A page has surfaced on the code-sharing website GitHub about the new OS, called — for now, at least — Fuchsia.
It's not based on Android, the California-based technology company's mobile operating system used in billions of smartphones around the world, nor does it build upon the Linux kernel.
Google CEO Sundar Pichai.Justin Sullivan/Getty Images |
There has been no official announcement from Google, and it sounds as if the open-source project is in its early days. "The decision was made to build it open source, so might as well start there from the beginning," Google employee Brian Swetland said in an IRC chatlog shared on Hacker News.

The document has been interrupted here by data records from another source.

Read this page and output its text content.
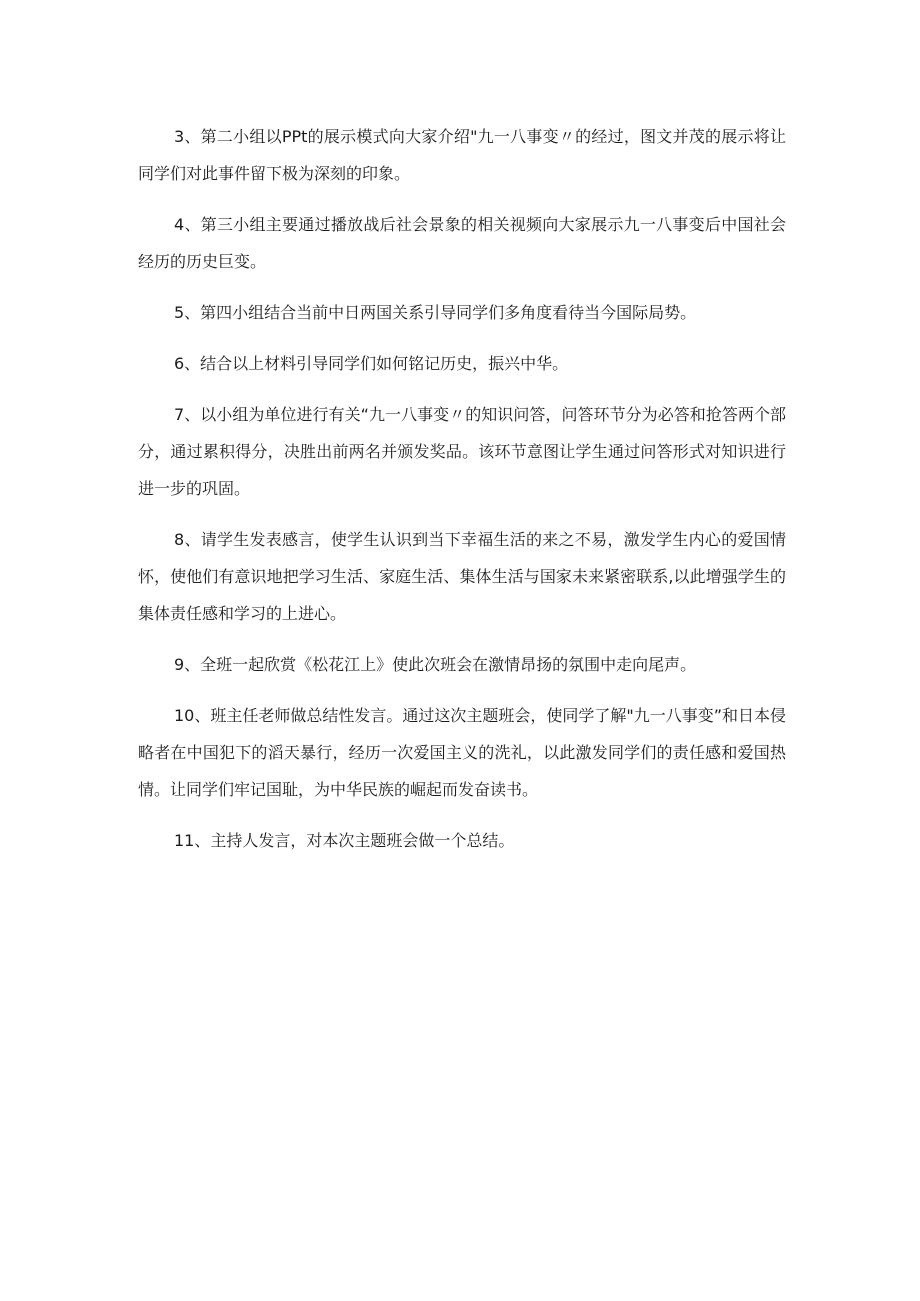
3、第二小组以PPt的展示模式向大家介绍"九一八事变〃的经过，图文并茂的展示将让同学们对此事件留下极为深刻的印象。

4、第三小组主要通过播放战后社会景象的相关视频向大家展示九一八事变后中国社会经历的历史巨变。

5、第四小组结合当前中日两国关系引导同学们多角度看待当今国际局势。

6、结合以上材料引导同学们如何铭记历史，振兴中华。

7、以小组为单位进行有关“九一八事变〃的知识问答，问答环节分为必答和抢答两个部分，通过累积得分，决胜出前两名并颁发奖品。该环节意图让学生通过问答形式对知识进行进一步的巩固。

8、请学生发表感言，使学生认识到当下幸福生活的来之不易，激发学生内心的爱国情怀，使他们有意识地把学习生活、家庭生活、集体生活与国家未来紧密联系,以此增强学生的集体责任感和学习的上进心。

9、全班一起欣赏《松花江上》使此次班会在激情昂扬的氛围中走向尾声。

10、班主任老师做总结性发言。通过这次主题班会，使同学了解"九一八事变”和日本侵略者在中国犯下的滔天暴行，经历一次爱国主义的洗礼，以此激发同学们的责任感和爱国热情。让同学们牢记国耻，为中华民族的崛起而发奋读书。

11、主持人发言，对本次主题班会做一个总结。
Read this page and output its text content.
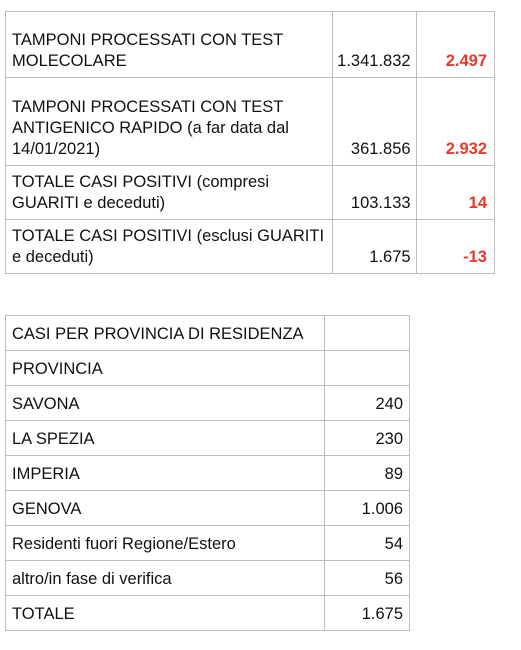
TAMPONI PROCESSATI CON TEST MOLECOLARE	1.341.832	2.497
TAMPONI PROCESSATI CON TEST ANTIGENICO RAPIDO (a far data dal 14/01/2021)	361.856	2.932
TOTALE CASI POSITIVI (compresi GUARITI e deceduti)	103.133	14
TOTALE CASI POSITIVI (esclusi GUARITI e deceduti)	1.675	-13
CASI PER PROVINCIA DI RESIDENZA	
PROVINCIA	
SAVONA	240
LA SPEZIA	230
IMPERIA	89
GENOVA	1.006
Residenti fuori Regione/Estero	54
altro/in fase di verifica	56
TOTALE	1.675
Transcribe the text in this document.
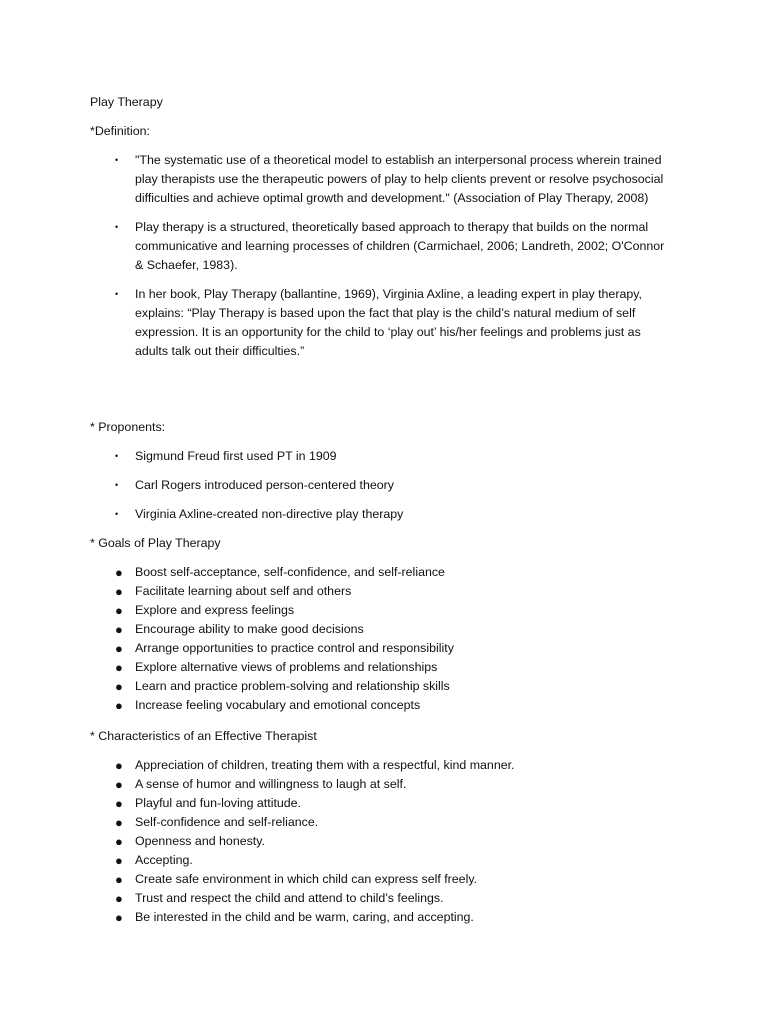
Play Therapy

*Definition:

• "The systematic use of a theoretical model to establish an interpersonal process wherein trained play therapists use the therapeutic powers of play to help clients prevent or resolve psychosocial difficulties and achieve optimal growth and development." (Association of Play Therapy, 2008)
• Play therapy is a structured, theoretically based approach to therapy that builds on the normal communicative and learning processes of children (Carmichael, 2006; Landreth, 2002; O'Connor & Schaefer, 1983).
• In her book, Play Therapy (ballantine, 1969), Virginia Axline, a leading expert in play therapy, explains: “Play Therapy is based upon the fact that play is the child’s natural medium of self expression. It is an opportunity for the child to ‘play out’ his/her feelings and problems just as adults talk out their difficulties.”

* Proponents:

• Sigmund Freud first used PT in 1909
• Carl Rogers introduced person-centered theory
• Virginia Axline-created non-directive play therapy

* Goals of Play Therapy

● Boost self-acceptance, self-confidence, and self-reliance
● Facilitate learning about self and others
● Explore and express feelings
● Encourage ability to make good decisions
● Arrange opportunities to practice control and responsibility
● Explore alternative views of problems and relationships
● Learn and practice problem-solving and relationship skills
● Increase feeling vocabulary and emotional concepts

* Characteristics of an Effective Therapist

● Appreciation of children, treating them with a respectful, kind manner.
● A sense of humor and willingness to laugh at self.
● Playful and fun-loving attitude.
● Self-confidence and self-reliance.
● Openness and honesty.
● Accepting.
● Create safe environment in which child can express self freely.
● Trust and respect the child and attend to child’s feelings.
● Be interested in the child and be warm, caring, and accepting.
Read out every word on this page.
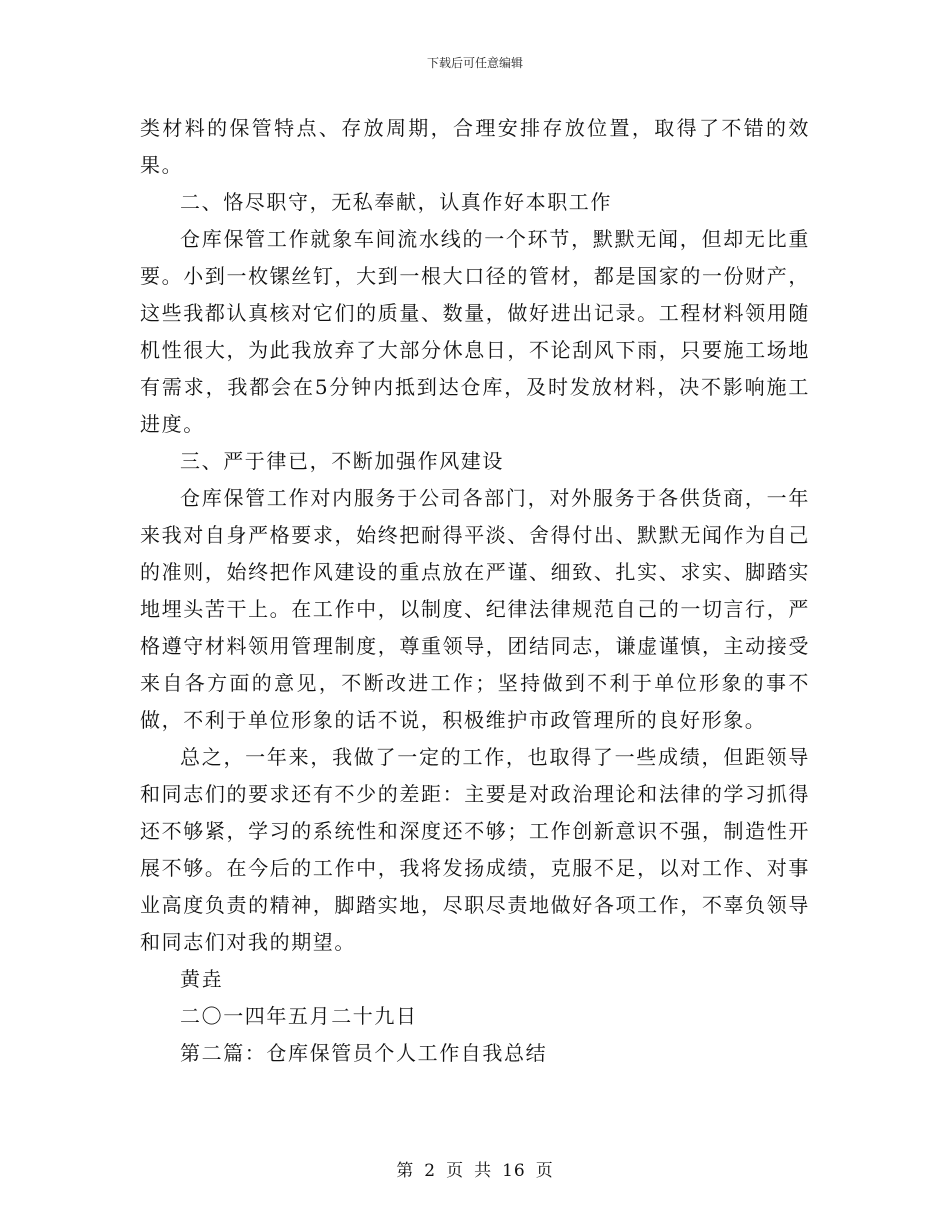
下载后可任意编辑

类材料的保管特点、存放周期，合理安排存放位置，取得了不错的效果。

二、恪尽职守，无私奉献，认真作好本职工作

仓库保管工作就象车间流水线的一个环节，默默无闻，但却无比重要。小到一枚镙丝钉，大到一根大口径的管材，都是国家的一份财产，这些我都认真核对它们的质量、数量，做好进出记录。工程材料领用随机性很大，为此我放弃了大部分休息日，不论刮风下雨，只要施工场地有需求，我都会在5分钟内抵到达仓库，及时发放材料，决不影响施工进度。

三、严于律已，不断加强作风建设

仓库保管工作对内服务于公司各部门，对外服务于各供货商，一年来我对自身严格要求，始终把耐得平淡、舍得付出、默默无闻作为自己的准则，始终把作风建设的重点放在严谨、细致、扎实、求实、脚踏实地埋头苦干上。在工作中，以制度、纪律法律规范自己的一切言行，严格遵守材料领用管理制度，尊重领导，团结同志，谦虚谨慎，主动接受来自各方面的意见，不断改进工作；坚持做到不利于单位形象的事不做，不利于单位形象的话不说，积极维护市政管理所的良好形象。

总之，一年来，我做了一定的工作，也取得了一些成绩，但距领导和同志们的要求还有不少的差距：主要是对政治理论和法律的学习抓得还不够紧，学习的系统性和深度还不够；工作创新意识不强，制造性开展不够。在今后的工作中，我将发扬成绩，克服不足，以对工作、对事业高度负责的精神，脚踏实地，尽职尽责地做好各项工作，不辜负领导和同志们对我的期望。

黄垚

二〇一四年五月二十九日

第二篇：仓库保管员个人工作自我总结

第 2 页 共 16 页
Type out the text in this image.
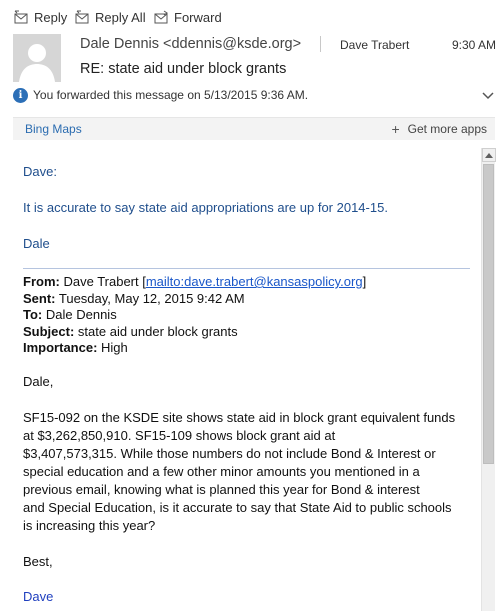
Reply Reply All Forward
Dale Dennis <ddennis@ksde.org>	Dave Trabert	9:30 AM
RE: state aid under block grants
i You forwarded this message on 5/13/2015 9:36 AM.
Bing Maps	+ Get more apps
Dave:
It is accurate to say state aid appropriations are up for 2014-15.
Dale
From: Dave Trabert [mailto:dave.trabert@kansaspolicy.org]
Sent: Tuesday, May 12, 2015 9:42 AM
To: Dale Dennis
Subject: state aid under block grants
Importance: High
Dale,
SF15-092 on the KSDE site shows state aid in block grant equivalent funds
at $3,262,850,910. SF15-109 shows block grant aid at
$3,407,573,315. While those numbers do not include Bond & Interest or
special education and a few other minor amounts you mentioned in a
previous email, knowing what is planned this year for Bond & interest
and Special Education, is it accurate to say that State Aid to public schools
is increasing this year?
Best,
Dave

"Things will eventually be public, documented, and announced, just not yet," another person said. Google did not immediately respond to a request for comment by Business Insider.
We then come to the billion-dollar question: What is Fuchsia actually for?
Short answer: We don't know, but there is already plenty of speculation.
The tech blog Android Police, which was one of the first to report on the existence of the OS, thinks it might have applications in the Internet of Things. Linux (and Android) isn't ideal for a lot of uses that don't involve traditional computers; as wider technology becomes increasingly linked to the internet, it makes sense that Google would make a play with its own operating system, just as it did (with great success) in mobile.
It is worth noting that Fuchsia isn't limited to the IoT: Android Police took a look at the OS's documentation, and noticed that its "Magenta" kernel is designed to work on as varied systems as "embedded devices," mobile devices, and desktop computers.
Some users on Hacker News (with little hard evidence) are guessing that it might be used for augmented reality. "You want an RTOS for loss and predictable latency. And current GUIs aren't really suited to 3D environments you can walk around inside," Ansible speculates. "This is Google's next Android, with a low latency rendering pipeline for the next generation of mobile devices."
It's also possible that Google will use it to replace and unify Android and Chrome OS, the company's two operating systems that run on mobile and laptops respectively. Over at PC World, Nick Mediati explores this idea: "One possibility I see is where Google uses Fuchsia instead of Linux as the underpinnings for next-generation versions of Chrome OS and Android. That is, both would use some form of Fuchsia — or the Magenta kernel — as the underlying basis of the two operating systems (as well as the operating system for other Google devices such as the Chromecast)."
Fuchsia could be nothing, an interesting project from Google employees that never makes it to a commercial release.
Or it could be the seeds of Google's next major play: a unification of its existing operating systems and a push into the next generation of computing platforms.
One thing we know for sure is that it's worth watching closely.